O’Neill also takes issue with Stein’s office for what he views as a lack of support for federal immigration policy.

“I’m a person that supports ICE,” he said. “ICE’s mission is pretty clear. They focus their limited resources on people who commit violent crime. They’re not taking empty buses to Walmart and rounding up people to take back to their country of origin. They’re trying to prevent violent crime from being committed in communities.”

By supporting sanctuary cities and refusing to help ICE agents, O’Neill charges, Stein’s office is putting communities in the state at a greater risk for violent crime.

Finally, O’Neill would like to use the state office to help continue his battle against the opioid crisis. He started a pilot program in 2018 called DATA—District Attorney’s Treatment Alternatives—to help non-violent drug offenders break the cycle of addiction.

“I visited the jail, and I saw that about one in three people who are in there are really just addicts. So the taxpayers are paying to house people that are addicts, and the addicts are not the people who are out committing violent crime. They commit crimes of opportunity—breaking into your car, stealing things off your front porch, breaking into your shed to steal your weed eater—which are all things that have happened to me.”

O’Neill worked with a number of agencies to treat drug offenders with Vivitrol, which blocks the high a person would receive from heroin, opiods, or even alcohol.

The early results are promising. In the first year of the program, “we’ve seen success beyond what I could have even hoped for,” he said. “The people in the program are not testing positive. They’re employed, some of them for the first time, and they’ve had zero contacts with law enforcement, again, many of them for the first time.”

O’Neill hopes to expand the program with the backing of state government.

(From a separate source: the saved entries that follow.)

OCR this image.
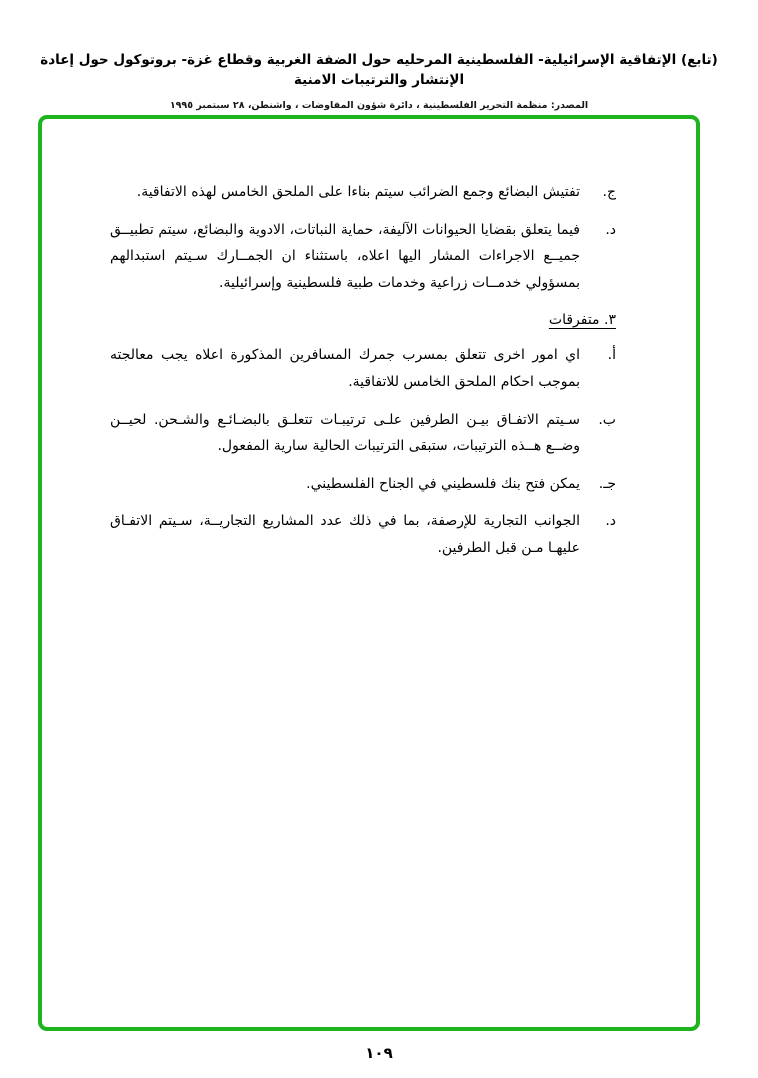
(تابع) الإتفاقية الإسرائيلية- الفلسطينية المرحليه حول الضفة الغربية وقطاع غزة- بروتوكول حول إعادة الإنتشار والترتيبات الامنية
المصدر: منظمة التحرير الفلسطينية ، دائرة شؤون المفاوضات ، واشنطن، ٢٨ سبتمبر ١٩٩٥
ج.
تفتيش البضائع وجمع الضرائب سيتم بناءا على الملحق الخامس لهذه الاتفاقية.
د.
فيما يتعلق بقضايا الحيوانات الآليفة، حماية النباتات، الادوية والبضائع، سيتم تطبيــق جميــع الاجراءات المشار اليها اعلاه، باستثناء ان الجمــارك سـيتم استبدالهم بمسؤولي خدمــات زراعية وخدمات طبية فلسطينية وإسرائيلية.
٣. متفرقات
أ.
اي امور اخرى تتعلق بمسرب جمرك المسافرين المذكورة اعلاه يجب معالجته بموجب احكام الملحق الخامس للاتفاقية.
ب.
سـيتم الاتفـاق بيـن الطرفين علـى ترتيبـات تتعلـق بالبضـائـع والشـحن. لحيــن وضــع هــذه الترتيبات، ستبقى الترتيبات الحالية سارية المفعول.
جـ.
يمكن فتح بنك فلسطيني في الجناح الفلسطيني.
د.
الجوانب التجارية للإرصفة، بما في ذلك عدد المشاريع التجاريــة، سـيتم الاتفـاق عليهـا مـن قبل الطرفين.
١٠٩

He’s also worked to help needy members of the community clear their driving record, breaking the vicious cycle of fines and suspended licenses that keep many of the neediest people from legally driving to jobs.

He also would like the state to end the years-long limbo surrounding the death penalty.

“I am a supporter of and believe in the death penalty,” he said. “We have not had a death penalty execution here since Samuel Flippen—out of Forsyth County—in 2006. What needs to be done is we either need to pursue these cases through final judgement, or we need to take the death penalty off the books. It’s one or the other. It’s unfair to victims of crime to look them in the eye and tell them we’re going to pursue it in their particular case, and not disclose to them that no one’s actually been executed in this state.”

O’Neill has plenty of big plans and ideas. If he has his way, eleven months from now, he’ll be in Raleigh, as the state’s top prosecutor.

Until then, he’ll have to be satisfied with being recognized as “that lacrosse coach.”